Gabriela Morales Hernández
Un mechero metálico con hoja de arce abrió fuego en la oscuridad. Se vio la mano del hombre. Las llamas con sus distintos tonos de anaranjado arrasaban con lo que alguna vez fue la Mansión Bennet. Fue quemándose hasta que solo quedaron cenizas.
Las lágrimas bajaban por el dulce rostro de doce años de Anthea. La pérdida de sus padres, la pérdida de su hogar, la pérdida de todo lo que significaba la felicidad para ella. Parecía una película detenida ante sus ojos. Así alterada como estaba corrió adentrándose en el bosque para huir del fuego y del enemigo desconocido. Solo era una pesadilla y pronto despertaría de vuelta a la normalidad.
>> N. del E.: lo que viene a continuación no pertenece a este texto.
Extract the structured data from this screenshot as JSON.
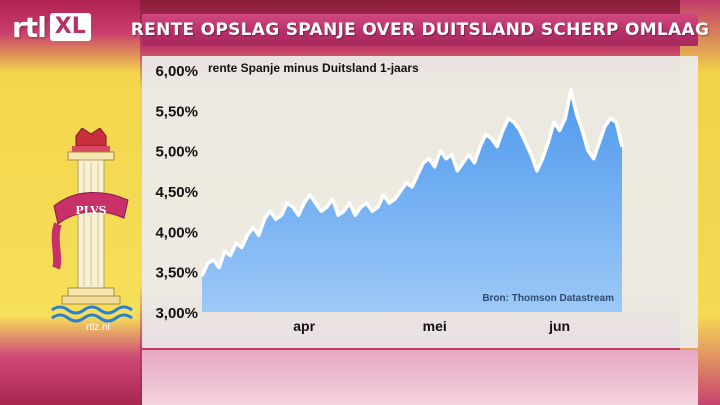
{
  "header": {
    "logo_text": "rtl",
    "logo_badge": "XL",
    "title": "RENTE OPSLAG SPANJE OVER DUITSLAND SCHERP OMLAAG"
  },
  "emblem": {
    "motto": "PLVS",
    "url": "rtlz.nl",
    "icon": "pillar-of-hercules-icon"
  },
  "colors": {
    "title_bar": "#b8306a",
    "area_fill": "#5aa2f0",
    "line": "#ffffff",
    "panel": "#ececec"
  },
  "chart_data": {
    "type": "area",
    "title": "rente Spanje minus Duitsland 1-jaars",
    "source": "Bron: Thomson Datastream",
    "ylim": [
      3.0,
      6.0
    ],
    "yticks": [
      "3,00%",
      "3,50%",
      "4,00%",
      "4,50%",
      "5,00%",
      "5,50%",
      "6,00%"
    ],
    "xtick_labels": [
      "apr",
      "mei",
      "jun"
    ],
    "xtick_positions": [
      18,
      41,
      63
    ],
    "grid": false,
    "series": [
      {
        "x": [
          0,
          1,
          2,
          3,
          4,
          5,
          6,
          7,
          8,
          9,
          10,
          11,
          12,
          13,
          14,
          15,
          16,
          17,
          18,
          19,
          20,
          21,
          22,
          23,
          24,
          25,
          26,
          27,
          28,
          29,
          30,
          31,
          32,
          33,
          34,
          35,
          36,
          37,
          38,
          39,
          40,
          41,
          42,
          43,
          44,
          45,
          46,
          47,
          48,
          49,
          50,
          51,
          52,
          53,
          54,
          55,
          56,
          57,
          58,
          59,
          60,
          61,
          62,
          63,
          64,
          65,
          66,
          67,
          68,
          69,
          70,
          71,
          72,
          73,
          74
        ],
        "values": [
          3.45,
          3.6,
          3.65,
          3.55,
          3.75,
          3.7,
          3.85,
          3.8,
          3.95,
          4.05,
          3.95,
          4.15,
          4.25,
          4.15,
          4.2,
          4.35,
          4.3,
          4.2,
          4.35,
          4.45,
          4.35,
          4.25,
          4.3,
          4.4,
          4.2,
          4.25,
          4.35,
          4.2,
          4.3,
          4.35,
          4.25,
          4.3,
          4.45,
          4.35,
          4.4,
          4.5,
          4.6,
          4.55,
          4.7,
          4.85,
          4.9,
          4.8,
          5.0,
          4.9,
          4.95,
          4.75,
          4.85,
          4.95,
          4.85,
          5.05,
          5.2,
          5.15,
          5.05,
          5.25,
          5.4,
          5.35,
          5.25,
          5.1,
          4.95,
          4.75,
          4.9,
          5.1,
          5.35,
          5.25,
          5.4,
          5.75,
          5.45,
          5.25,
          5.0,
          4.9,
          5.1,
          5.3,
          5.4,
          5.35,
          5.05
        ]
      }
    ]
  }
}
Después de correr por mucho tiempo, llegó a la estación de trenes. Justo en ese momento iba partiendo uno. Miró atrás para asegurarse de que no la seguían. Sin comprar ningún boleto y aprovechando que ya no había nadie en custodia de la puerta del vagón, entró rápidamente y se sentó fijando la vista en el largo camino que le esperaba.
Luego de una hora, llegó a la casa de Alexandre Evans, un amigo cercano de la familia, su único refugio en ese momento de incertidumbre. Él la hizo pasar a su despacho una vez llegó. Lograría verbalizar y buscar entender lo ocurrido. Lloraría sin prisa a sus padres. Recibiría el apoyo de Alexandre, quien tantas veces le prometió al señor Bennet que se haría cargo si este faltaba.
Mientras ella le contaba lo ocurrido, el hombre encendió un cigarrillo. Mechero metálico, hoja de arce, fuego… De un momento a otro, y sin saber cómo, Anthea se encontraba encima de Alexandre con un abrecartas en la mano.